Publié le 1 juillet 2011

Par David Paques
10 min de lecture
Guy Bouvier, directeur général du groupe Vulcain - Partenaire indéfectible des constructeurs qu’il représente, le groupe Vulcain est entré dans une phase d’évolution qui va révolutionner son fonctionnement, mais également sa place dans la distribution hexagonale.

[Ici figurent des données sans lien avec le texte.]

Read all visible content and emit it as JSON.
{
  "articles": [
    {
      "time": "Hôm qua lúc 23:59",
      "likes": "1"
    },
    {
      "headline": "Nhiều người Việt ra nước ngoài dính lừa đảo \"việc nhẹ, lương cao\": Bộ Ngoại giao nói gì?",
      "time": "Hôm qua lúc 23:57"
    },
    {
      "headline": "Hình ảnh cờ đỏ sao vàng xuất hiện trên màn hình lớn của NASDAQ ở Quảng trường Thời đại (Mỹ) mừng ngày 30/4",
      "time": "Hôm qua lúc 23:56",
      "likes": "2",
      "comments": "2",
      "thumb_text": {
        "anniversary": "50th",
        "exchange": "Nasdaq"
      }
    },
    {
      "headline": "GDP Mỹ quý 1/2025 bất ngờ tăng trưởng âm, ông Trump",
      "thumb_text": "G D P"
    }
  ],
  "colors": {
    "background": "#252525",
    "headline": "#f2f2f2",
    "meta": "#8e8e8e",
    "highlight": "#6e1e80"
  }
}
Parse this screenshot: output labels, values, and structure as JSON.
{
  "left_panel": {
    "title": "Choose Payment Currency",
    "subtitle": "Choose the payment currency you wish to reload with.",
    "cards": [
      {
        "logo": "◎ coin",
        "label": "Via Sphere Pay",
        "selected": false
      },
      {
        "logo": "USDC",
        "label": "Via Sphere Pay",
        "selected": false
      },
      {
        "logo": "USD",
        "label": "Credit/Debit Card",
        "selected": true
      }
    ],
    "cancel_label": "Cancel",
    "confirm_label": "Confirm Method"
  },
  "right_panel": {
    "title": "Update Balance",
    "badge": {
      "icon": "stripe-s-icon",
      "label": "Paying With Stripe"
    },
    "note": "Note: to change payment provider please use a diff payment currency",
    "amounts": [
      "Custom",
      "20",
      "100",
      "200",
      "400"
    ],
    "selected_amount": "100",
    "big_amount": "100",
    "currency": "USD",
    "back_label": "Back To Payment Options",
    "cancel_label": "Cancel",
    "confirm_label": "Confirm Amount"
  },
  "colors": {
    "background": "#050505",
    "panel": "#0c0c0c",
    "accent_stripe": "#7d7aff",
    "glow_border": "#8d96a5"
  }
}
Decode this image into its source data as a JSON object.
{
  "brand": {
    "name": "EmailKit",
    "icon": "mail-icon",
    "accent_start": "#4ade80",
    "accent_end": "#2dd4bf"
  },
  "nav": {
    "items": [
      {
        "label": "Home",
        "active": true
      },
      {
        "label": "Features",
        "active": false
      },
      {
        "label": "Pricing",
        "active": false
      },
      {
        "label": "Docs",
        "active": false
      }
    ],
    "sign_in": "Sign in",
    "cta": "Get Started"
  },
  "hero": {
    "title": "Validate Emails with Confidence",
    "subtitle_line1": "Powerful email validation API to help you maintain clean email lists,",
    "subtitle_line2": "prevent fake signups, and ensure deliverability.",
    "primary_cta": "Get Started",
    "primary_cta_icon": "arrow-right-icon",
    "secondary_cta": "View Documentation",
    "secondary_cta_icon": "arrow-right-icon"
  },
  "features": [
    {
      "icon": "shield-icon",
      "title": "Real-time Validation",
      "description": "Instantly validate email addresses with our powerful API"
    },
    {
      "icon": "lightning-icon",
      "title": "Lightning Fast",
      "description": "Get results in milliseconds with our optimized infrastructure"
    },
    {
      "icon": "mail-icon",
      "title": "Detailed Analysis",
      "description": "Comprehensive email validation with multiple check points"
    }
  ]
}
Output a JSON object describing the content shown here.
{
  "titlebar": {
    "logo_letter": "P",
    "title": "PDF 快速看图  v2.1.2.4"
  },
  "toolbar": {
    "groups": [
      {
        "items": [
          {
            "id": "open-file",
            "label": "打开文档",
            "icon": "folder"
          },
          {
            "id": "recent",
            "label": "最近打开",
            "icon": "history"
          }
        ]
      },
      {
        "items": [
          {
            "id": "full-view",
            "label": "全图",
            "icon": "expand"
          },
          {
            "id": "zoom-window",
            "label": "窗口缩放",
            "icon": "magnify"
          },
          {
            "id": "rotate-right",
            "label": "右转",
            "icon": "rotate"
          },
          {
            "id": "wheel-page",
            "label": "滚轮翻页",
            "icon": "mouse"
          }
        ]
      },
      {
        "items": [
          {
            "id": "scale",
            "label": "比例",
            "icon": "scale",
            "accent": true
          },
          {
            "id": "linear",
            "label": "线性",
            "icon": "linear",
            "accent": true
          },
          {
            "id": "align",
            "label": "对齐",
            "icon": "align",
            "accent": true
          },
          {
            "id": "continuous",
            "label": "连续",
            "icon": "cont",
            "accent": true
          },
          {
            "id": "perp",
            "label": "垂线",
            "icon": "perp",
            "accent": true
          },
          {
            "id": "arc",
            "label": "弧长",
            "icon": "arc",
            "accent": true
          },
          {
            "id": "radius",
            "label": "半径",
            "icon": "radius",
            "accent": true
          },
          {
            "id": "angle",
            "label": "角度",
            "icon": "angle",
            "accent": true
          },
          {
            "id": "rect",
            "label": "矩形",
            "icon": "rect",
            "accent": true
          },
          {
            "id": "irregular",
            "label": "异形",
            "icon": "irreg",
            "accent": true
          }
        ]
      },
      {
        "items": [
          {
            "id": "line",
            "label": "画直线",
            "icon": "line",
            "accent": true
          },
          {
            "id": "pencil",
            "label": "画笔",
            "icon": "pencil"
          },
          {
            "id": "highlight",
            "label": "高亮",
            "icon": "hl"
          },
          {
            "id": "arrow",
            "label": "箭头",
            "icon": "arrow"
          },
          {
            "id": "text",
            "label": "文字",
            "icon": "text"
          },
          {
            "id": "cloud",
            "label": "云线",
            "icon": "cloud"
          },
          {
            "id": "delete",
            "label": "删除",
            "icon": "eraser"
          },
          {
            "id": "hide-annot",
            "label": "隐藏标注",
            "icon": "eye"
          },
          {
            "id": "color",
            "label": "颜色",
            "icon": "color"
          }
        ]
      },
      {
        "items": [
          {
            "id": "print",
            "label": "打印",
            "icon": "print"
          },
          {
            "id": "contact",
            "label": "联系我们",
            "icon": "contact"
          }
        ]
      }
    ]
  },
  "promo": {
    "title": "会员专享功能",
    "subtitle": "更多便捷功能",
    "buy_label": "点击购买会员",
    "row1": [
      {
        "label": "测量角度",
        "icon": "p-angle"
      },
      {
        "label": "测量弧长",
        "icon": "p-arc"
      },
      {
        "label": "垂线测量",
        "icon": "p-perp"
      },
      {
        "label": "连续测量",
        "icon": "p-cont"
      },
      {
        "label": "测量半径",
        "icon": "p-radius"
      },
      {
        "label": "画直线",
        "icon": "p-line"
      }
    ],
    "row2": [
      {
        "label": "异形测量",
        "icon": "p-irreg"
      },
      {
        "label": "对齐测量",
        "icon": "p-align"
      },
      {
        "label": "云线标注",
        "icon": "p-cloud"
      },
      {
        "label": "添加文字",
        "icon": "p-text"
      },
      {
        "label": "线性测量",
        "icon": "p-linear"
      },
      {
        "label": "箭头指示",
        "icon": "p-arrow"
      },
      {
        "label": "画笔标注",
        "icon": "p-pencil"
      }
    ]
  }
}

JOURNAL DE L’AUTOMOBILE. On connaît votre réputation et vos affaires, mais un peu moins la manière dont s’est créé le groupe Vulcain. Pouvez-vous nous en faire un rapide historique ?
Guy Bouvier.
Jean-Pierre Rinaudo et moi nous connaissons depuis vingt ans. Nous travaillions ensemble au sein du groupe Sofco. Jean-Pierre a quitté le groupe avec trois concessions et fondé Talas, sa propre holding. Je l’ai suivi. Nous avons ensuite créé, en 2003, le groupe Vulcain, de manière à ce que j’entre au capital. Vulcain est en réalité une sous-holding de Talas, qui détient l’immobilier. Au départ, la stratégie était de se concentrer sur Lyon (69) et sur une zone s’étendant jusqu’à une heure maximum de la ville par la route. Nous voulions rester opérationnels.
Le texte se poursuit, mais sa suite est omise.